The genus Glycyrrhiza, comprising approximately 36 spp., possesses complex structural diversity and is documented to possess a wide spectrum of biological activities. Understanding and finding the mechanisms of efficacy or safety for a plant-based therapy is very challenging, yet it is crucial and necessary to understand the polypharmacology of traditional medicines. Licorice extract was shown to modulate the xenobiotic receptors, which might manifest as a potential route for natural product-induced drug interactions. However, different mechanisms could be involved in this phenomenon. Since the induced herb-drug interaction of licorice supplements via Pregnane X receptor (PXR) is understudied, we ventured out to analyze the potential modulators of PXR in complex mixtures such as whole extracts by applying computational mining tools. A total of 518 structures from five species of Glycyrrhiza: 183 (G. glabra), 180 (G. uralensis), 100 (G. inflata), 33 (G. echinata), and 22 (G. lepidota) were collected and post-processed to yield 387 unique compounds. Visual inspection of top candidates with favorable ligand-PXR interactions and the highest docking scores were identified. The in vitro testing revealed that glabridin (GG-14) is the most potent PXR activator among the tested compounds, followed by Licoisoflavone A, licoisoflavanone, and glycycoumarin. A 200 ns molecular dynamics study with glabridin confirmed the stability of the glabridin-PXR complex, highlighting the importance of computational methods for rapid dereplication of potential xenobiotic modulators in a complex mixture instead of undertaking time-consuming classical biological testing of all compounds in a given botanical.

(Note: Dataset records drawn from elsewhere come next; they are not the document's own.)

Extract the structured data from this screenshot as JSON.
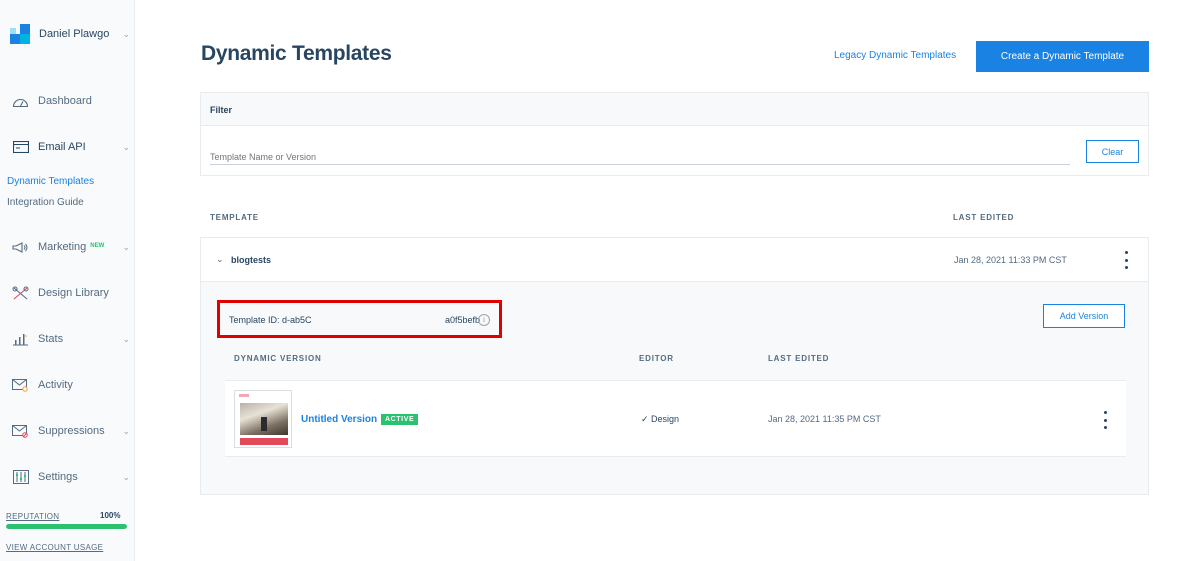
{
  "colors": {
    "accent": "#1a82e2",
    "success": "#2ac16f",
    "highlight": "#e00000",
    "text": "#294661"
  },
  "sidebar": {
    "account_name": "Daniel Plawgo",
    "items": [
      {
        "label": "Dashboard",
        "icon": "gauge-icon"
      },
      {
        "label": "Email API",
        "icon": "terminal-window-icon"
      },
      {
        "label": "Marketing",
        "icon": "megaphone-icon",
        "badge": "NEW"
      },
      {
        "label": "Design Library",
        "icon": "design-tools-icon"
      },
      {
        "label": "Stats",
        "icon": "bar-chart-icon"
      },
      {
        "label": "Activity",
        "icon": "envelope-search-icon"
      },
      {
        "label": "Suppressions",
        "icon": "envelope-blocked-icon"
      },
      {
        "label": "Settings",
        "icon": "sliders-icon"
      }
    ],
    "subitems": [
      {
        "label": "Dynamic Templates"
      },
      {
        "label": "Integration Guide"
      }
    ],
    "reputation": {
      "label": "REPUTATION",
      "value": "100%",
      "fraction": 1.0
    },
    "usage_link": "VIEW ACCOUNT USAGE"
  },
  "header": {
    "title": "Dynamic Templates",
    "legacy_link": "Legacy Dynamic Templates",
    "create_button": "Create a Dynamic Template"
  },
  "filter": {
    "title": "Filter",
    "placeholder": "Template Name or Version",
    "clear_button": "Clear"
  },
  "list": {
    "col_template": "TEMPLATE",
    "col_last_edited": "LAST EDITED",
    "templates": [
      {
        "name": "blogtests",
        "last_edited": "Jan 28, 2021 11:33 PM CST",
        "template_id_label": "Template ID: d-ab5C",
        "template_id_tail": "a0f5befb",
        "add_version_button": "Add Version",
        "version_columns": {
          "version": "DYNAMIC VERSION",
          "editor": "EDITOR",
          "last_edited": "LAST EDITED"
        },
        "versions": [
          {
            "name": "Untitled Version",
            "status": "ACTIVE",
            "editor": "✓ Design",
            "last_edited": "Jan 28, 2021 11:35 PM CST"
          }
        ]
      }
    ]
  }
}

The Alexipharmic Mechanisms of Five Licorice Ingredients Involved in CYP450 and Nrf2 Pathways in Paraquat-Induced Mice Acute Lung Injury
Oxid Med Cell Longev 2019 Apr 28;2019:7283104.PMID:31182998DOI:10.1155/2019/7283104.
Oxidative stress is an important mechanism in acute lung injury (ALI) induced by paraquat (PQ), one of the most widely used herbicides in developing countries. In clinical prophylaxis and treatment, licorice is a widely used herbal medicine in China due to its strong alexipharmic characteristics. However, the corresponding biochemical mechanism of antioxidation and detoxification enzymes induced by licorice's ingredients is still not fully demonstrated. In this study, the detoxification effect of licorice was evaluated in vivo and in vitro. The detoxification and antioxidation effect of its active ingredients involved in the treatment was screened systematically according to Absorption, Distribution, Metabolism, and Excretion (ADME): predictions and evidence-based literature mining methods in silico approach. Data shows that licorice alleviate pulmonary edema and fibrosis, decrease Malondialdehyde (MDA) contents and increase Superoxide Dismutase (SOD) activity in PQ-induced ALI mice, protect the morphologic appearance of lung tissues, induce cytochrome 3A4 (CYA3A4) and Nuclear factor erythroid 2-related factor 2 (Nrf2) expression to active detoxification pathways, reduce the accumulation of PQ in vivo, protect or improve the liver and renal function of mice, and increase the survival rate. The 104 genes of PPI network contained all targets of licorice ingredients and PQ, which displayed the two redox regulatory enzymatic group modules cytochrome P450 (CYP450) and Nrf2 via a score-related graphic theoretic clustering algorithm in silico. According to ADME properties, glycyrol, isolicoflavonol, licochalcone A, 18beta-glycyrrhetinic acid, and Licoisoflavone A were employed due to their oral bioavailability (OB) ≥ 30%, drug-likeness (DL) ≥ 0.1, and being highly associated with CYP450 and Nrf2 pathways, as potential activators to halt PQ-induced cells death in vitro. Both 3A4 inhibitor and silenced Nrf2 gene decreased the alexipharmic effects of those ingredients significantly. All these disclosed the detoxification and antioxidation effects of licorice on acute lung injury induced by PQ, and glycyrol, isolicoflavonol, licochalcone A, 18beta-glycyrrhetinic acid, and Licoisoflavone A upregulated CYP450 and Nrf2 pathways underlying the alexipharmic mechanisms of licorice.